Milli Görüş hareketinden sonra, Anavatan döneminde Zekeriya Beşyüz Düzce’de çok etkin, Bolu il başkanlığı yapmış, çok etkin noktalarda olmuş birisi.
Bu memlekette siyasete girip de fakirleşen bir tek adamdır veya siyasete girip de fakirleşmeyip hiçbir şey elde etmeyen tek adamdır Zekeriya abi.
Çok büyük imkânları vardı. Çok büyük fırsatları vardı. Ama hiçbir zaman bunlardan faydalanmadı.
Siyasette etkin, yetkin, içtimai hâli olup da herhangi bir menfaat elde etmeden, kendine, çoluğuna çocuğuna bir imkân sağlamadan bugünlere gelmiş bir isim. Bunu bir kenara koyalım.

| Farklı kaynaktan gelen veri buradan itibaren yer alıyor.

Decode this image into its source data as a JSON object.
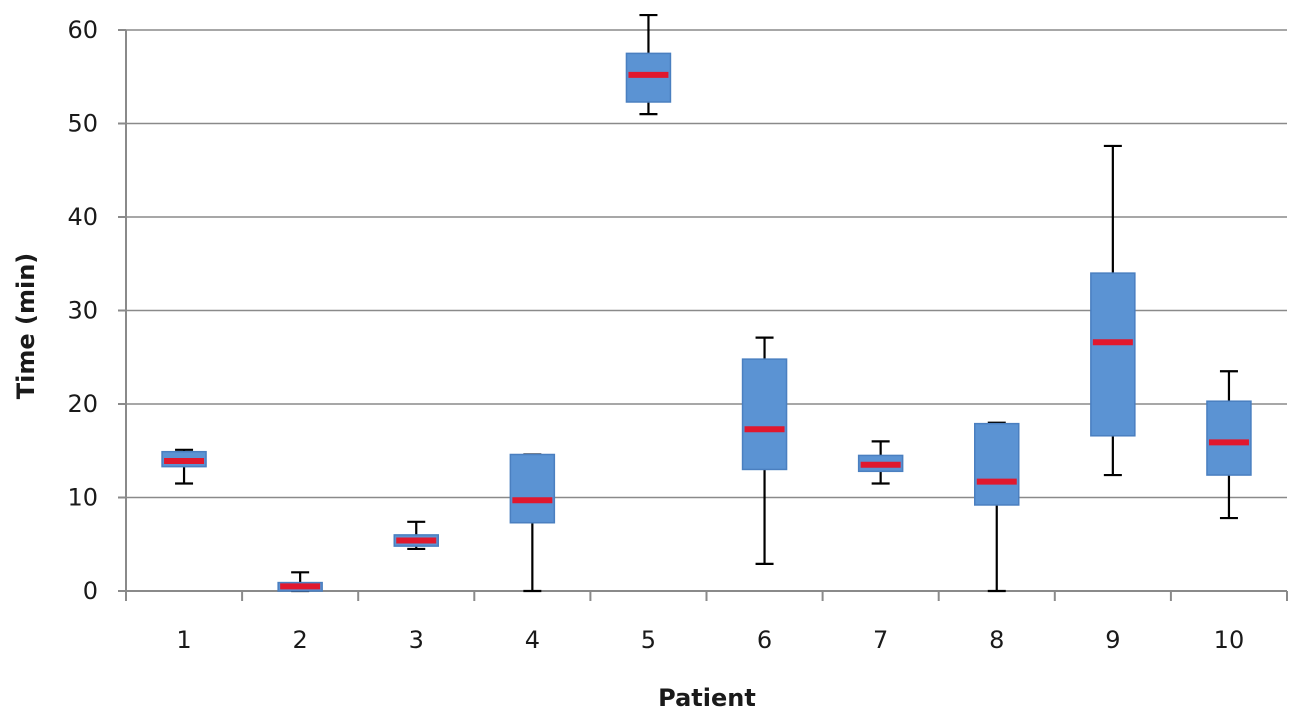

ÖZLÜ İLE KORKMAZ’IN ORTAK NOKTASI
Faruk Özlü; yıllardır Savunma Sanayi Müsteşarlığı yapmış, müsteşar yardımcılığı yapmış, milyar dolarlık projelere imza atmış, milletvekilliği yapmış, bakanlık yapmış, gelmiş Düzce’de belediye başkanlığı yapıyor. İkisinin Düzce sevgisini ben tartışmıyorum zaten.
Ama burada da şu var: Bir fitne var ortada. Hani siyah kalpli bir fitne. Bu fitneyi birisi ortaya koydu, gitti. Tabii Faruk Bey’in de kendine göre iş dünyasında sıkıntıları vardır, Beşyüz’e karşı, Beşyüz’ün de var.
Birisinin orada konağı var. Orada, o konak depremde zarar görmüş, yıkılması gerekiyordu. Yıkıldı. Beklentiler vardı, olmadı.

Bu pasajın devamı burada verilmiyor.